Unos momentos más tarde oí que la puerta se abría y volvía a cerrarse, pero esta vez con suavidad. Beck había salido a buscarla.
Recordé que en el exterior ya hacía frío y de repente me dio miedo que Beck se transformara y me dejara sola en la casa.

Asustada, crucé el pasillo para entrar en la sala de estar, y en ese momento sonó un estampido.
Beck entró en la casa en silencio, temblando por el frío y por la amenaza de la transformación, y dejó una pistola sobre la encimera con sumo cuidado, como si temiera que fuera a romperse. Luego me vio de pie en la sala de estar, con los brazos cruzados, apretándome los bíceps con todas mis fuerzas.
Aún recuerdo cómo sonó su voz cuando me dijo:

—No toques eso, Poché.

Vacía. Desgarrada.
Beck pasó el resto del día en su despacho, con la cabeza hundida entre los hombros. Al anochecer, salió junto a Ulrik y se puso a hablar con él en voz baja. Me asomé a la ventana y vi a Ulrik coger una pala del garaje.
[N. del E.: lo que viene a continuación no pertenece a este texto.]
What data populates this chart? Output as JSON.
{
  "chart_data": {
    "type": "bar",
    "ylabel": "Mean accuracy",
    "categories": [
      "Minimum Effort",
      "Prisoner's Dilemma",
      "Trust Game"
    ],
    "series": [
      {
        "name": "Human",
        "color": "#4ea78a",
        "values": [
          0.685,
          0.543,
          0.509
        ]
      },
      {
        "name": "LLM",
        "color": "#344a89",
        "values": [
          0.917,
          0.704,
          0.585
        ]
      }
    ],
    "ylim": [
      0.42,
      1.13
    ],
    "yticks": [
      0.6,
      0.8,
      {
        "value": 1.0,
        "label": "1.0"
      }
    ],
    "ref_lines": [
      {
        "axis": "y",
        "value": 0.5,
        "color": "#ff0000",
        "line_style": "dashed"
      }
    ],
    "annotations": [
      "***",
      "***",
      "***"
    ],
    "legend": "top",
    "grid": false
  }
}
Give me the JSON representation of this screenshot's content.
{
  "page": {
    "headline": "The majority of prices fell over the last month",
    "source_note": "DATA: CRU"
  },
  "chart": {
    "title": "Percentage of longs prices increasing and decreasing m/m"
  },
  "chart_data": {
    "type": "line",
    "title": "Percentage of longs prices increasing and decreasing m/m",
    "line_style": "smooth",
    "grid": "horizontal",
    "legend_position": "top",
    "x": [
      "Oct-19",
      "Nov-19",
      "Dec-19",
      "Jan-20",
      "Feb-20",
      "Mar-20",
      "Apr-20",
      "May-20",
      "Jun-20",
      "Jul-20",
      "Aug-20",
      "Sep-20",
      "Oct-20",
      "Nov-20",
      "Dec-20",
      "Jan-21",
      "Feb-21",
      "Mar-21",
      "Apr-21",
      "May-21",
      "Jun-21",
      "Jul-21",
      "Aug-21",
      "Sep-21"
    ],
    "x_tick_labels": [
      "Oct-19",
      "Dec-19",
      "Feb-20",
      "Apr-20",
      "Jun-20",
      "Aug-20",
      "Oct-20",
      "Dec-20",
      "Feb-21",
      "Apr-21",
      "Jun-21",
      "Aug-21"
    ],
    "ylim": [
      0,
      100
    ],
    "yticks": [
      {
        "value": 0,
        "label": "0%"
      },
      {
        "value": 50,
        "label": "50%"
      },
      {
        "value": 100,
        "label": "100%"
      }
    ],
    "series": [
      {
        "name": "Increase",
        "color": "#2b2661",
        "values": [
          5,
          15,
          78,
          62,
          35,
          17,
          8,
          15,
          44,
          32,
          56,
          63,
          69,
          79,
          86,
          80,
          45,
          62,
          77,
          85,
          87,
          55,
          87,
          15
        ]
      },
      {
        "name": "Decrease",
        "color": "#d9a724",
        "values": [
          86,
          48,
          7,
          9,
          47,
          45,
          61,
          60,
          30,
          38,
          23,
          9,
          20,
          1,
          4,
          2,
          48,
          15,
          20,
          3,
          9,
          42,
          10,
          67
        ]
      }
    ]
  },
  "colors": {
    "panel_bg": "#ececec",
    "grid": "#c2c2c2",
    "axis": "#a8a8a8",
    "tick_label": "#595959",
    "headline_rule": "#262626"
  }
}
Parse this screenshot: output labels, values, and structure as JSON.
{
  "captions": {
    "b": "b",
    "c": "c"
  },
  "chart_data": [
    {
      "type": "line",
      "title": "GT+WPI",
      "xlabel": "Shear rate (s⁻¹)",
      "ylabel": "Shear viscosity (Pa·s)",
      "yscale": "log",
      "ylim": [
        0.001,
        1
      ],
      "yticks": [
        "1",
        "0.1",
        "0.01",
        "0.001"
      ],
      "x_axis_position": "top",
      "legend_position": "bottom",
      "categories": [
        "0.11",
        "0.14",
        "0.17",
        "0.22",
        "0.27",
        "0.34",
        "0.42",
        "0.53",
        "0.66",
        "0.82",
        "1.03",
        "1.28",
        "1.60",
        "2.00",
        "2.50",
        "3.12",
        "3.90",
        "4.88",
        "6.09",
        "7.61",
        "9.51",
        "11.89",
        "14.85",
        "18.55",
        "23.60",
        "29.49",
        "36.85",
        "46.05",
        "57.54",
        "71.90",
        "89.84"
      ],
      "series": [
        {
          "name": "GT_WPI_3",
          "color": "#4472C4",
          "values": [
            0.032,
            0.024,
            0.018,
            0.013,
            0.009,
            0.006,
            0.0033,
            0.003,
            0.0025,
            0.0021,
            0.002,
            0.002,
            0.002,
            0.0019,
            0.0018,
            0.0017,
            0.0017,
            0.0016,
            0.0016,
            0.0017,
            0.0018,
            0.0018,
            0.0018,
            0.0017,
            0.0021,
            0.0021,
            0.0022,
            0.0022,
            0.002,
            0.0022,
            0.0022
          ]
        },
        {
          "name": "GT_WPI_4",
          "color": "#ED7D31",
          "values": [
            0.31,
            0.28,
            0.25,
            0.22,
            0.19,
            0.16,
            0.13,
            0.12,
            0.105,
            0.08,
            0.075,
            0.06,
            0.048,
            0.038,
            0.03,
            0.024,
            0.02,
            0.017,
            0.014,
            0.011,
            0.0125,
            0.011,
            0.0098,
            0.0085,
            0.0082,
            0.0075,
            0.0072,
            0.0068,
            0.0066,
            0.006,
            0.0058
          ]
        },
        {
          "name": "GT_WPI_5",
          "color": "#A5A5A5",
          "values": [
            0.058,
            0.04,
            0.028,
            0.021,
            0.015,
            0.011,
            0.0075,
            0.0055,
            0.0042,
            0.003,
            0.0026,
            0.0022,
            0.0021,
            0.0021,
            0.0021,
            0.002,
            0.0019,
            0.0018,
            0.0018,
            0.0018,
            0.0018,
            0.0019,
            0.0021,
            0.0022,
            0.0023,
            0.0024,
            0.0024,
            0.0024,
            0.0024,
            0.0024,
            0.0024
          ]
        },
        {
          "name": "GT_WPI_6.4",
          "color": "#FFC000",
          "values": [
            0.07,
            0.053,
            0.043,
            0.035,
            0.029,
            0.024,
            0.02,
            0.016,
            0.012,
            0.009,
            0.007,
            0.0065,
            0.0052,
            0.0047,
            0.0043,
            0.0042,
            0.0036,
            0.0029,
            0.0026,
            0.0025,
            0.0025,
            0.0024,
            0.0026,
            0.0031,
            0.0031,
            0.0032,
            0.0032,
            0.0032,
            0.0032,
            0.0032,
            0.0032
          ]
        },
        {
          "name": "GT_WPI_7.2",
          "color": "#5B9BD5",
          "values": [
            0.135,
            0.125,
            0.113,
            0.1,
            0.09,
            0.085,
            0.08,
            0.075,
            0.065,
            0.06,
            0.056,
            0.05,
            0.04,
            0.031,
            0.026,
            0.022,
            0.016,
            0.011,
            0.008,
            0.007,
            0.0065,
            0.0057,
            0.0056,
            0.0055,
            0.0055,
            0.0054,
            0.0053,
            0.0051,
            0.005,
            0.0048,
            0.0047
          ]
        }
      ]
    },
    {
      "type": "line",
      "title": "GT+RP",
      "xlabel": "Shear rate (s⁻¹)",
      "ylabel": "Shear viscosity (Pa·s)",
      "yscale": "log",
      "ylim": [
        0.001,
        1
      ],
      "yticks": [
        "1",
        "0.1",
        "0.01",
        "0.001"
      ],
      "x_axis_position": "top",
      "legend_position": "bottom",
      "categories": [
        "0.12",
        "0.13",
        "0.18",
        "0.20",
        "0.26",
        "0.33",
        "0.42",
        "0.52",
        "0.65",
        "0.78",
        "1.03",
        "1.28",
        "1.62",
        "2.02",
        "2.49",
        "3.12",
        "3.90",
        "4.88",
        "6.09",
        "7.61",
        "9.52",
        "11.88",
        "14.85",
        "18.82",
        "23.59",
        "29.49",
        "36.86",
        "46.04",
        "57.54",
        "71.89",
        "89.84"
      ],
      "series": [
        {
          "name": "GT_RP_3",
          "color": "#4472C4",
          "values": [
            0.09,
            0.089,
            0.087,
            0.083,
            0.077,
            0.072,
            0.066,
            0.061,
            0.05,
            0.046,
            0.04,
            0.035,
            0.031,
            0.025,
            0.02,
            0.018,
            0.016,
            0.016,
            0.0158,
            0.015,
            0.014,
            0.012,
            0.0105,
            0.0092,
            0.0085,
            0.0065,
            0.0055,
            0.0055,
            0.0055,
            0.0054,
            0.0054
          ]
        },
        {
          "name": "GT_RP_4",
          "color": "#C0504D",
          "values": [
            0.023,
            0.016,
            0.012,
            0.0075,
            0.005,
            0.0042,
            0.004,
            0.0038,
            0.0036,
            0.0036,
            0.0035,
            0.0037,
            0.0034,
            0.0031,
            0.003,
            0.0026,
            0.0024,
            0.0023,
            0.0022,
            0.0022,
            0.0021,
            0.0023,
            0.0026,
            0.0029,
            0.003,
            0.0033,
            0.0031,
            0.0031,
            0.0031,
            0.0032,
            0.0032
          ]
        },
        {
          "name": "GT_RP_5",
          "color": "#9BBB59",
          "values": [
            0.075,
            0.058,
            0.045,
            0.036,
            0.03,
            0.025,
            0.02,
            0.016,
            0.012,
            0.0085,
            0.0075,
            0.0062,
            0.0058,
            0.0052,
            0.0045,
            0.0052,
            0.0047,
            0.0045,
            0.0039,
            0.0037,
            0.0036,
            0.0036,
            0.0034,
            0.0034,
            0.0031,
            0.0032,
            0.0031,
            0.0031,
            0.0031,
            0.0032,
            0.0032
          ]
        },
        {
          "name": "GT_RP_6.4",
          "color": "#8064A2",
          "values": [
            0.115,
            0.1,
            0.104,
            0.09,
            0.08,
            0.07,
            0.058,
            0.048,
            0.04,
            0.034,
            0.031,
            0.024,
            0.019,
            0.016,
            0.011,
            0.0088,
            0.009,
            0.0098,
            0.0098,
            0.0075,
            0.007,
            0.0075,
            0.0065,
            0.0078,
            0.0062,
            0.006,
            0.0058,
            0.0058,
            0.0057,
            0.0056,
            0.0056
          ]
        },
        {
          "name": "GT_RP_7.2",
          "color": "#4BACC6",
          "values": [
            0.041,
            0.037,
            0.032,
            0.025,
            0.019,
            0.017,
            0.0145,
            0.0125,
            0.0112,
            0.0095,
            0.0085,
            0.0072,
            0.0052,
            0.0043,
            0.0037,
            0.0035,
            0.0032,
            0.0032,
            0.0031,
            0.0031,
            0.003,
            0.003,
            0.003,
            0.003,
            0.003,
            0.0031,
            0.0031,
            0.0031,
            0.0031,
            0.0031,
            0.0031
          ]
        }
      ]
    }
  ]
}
Y ahora, al cabo de los años, Jack andaba suelto por ahí mientras yo descansaba en la cama de Daniela. A las personas irascibles no se les daba bien ser licántropos.

Aquel día, mientras Daniela estaba en clase, yo había ido a la casa de Beck. El garaje estaba vacío y las ventanas cerradas; no había tenido el valor de entrar para comprobar si alguien había estado por allí. Sin Beck ocupándose de proteger a la manada, ¿quién se responsabilizaría de meter en cintura a Jack?
Un nuevo e involuntario sentido de la responsabilidad estaba empezando a hacerse un hueco en mi fuero interno. Beck tenía teléfono móvil, pero yo no sabía su número.
Hundí la cara en la almohada y deseé que Jack no mordiese a nadie: si se convertía en un problema, no me creía lo bastante fuerte para hacer lo que había que hacer.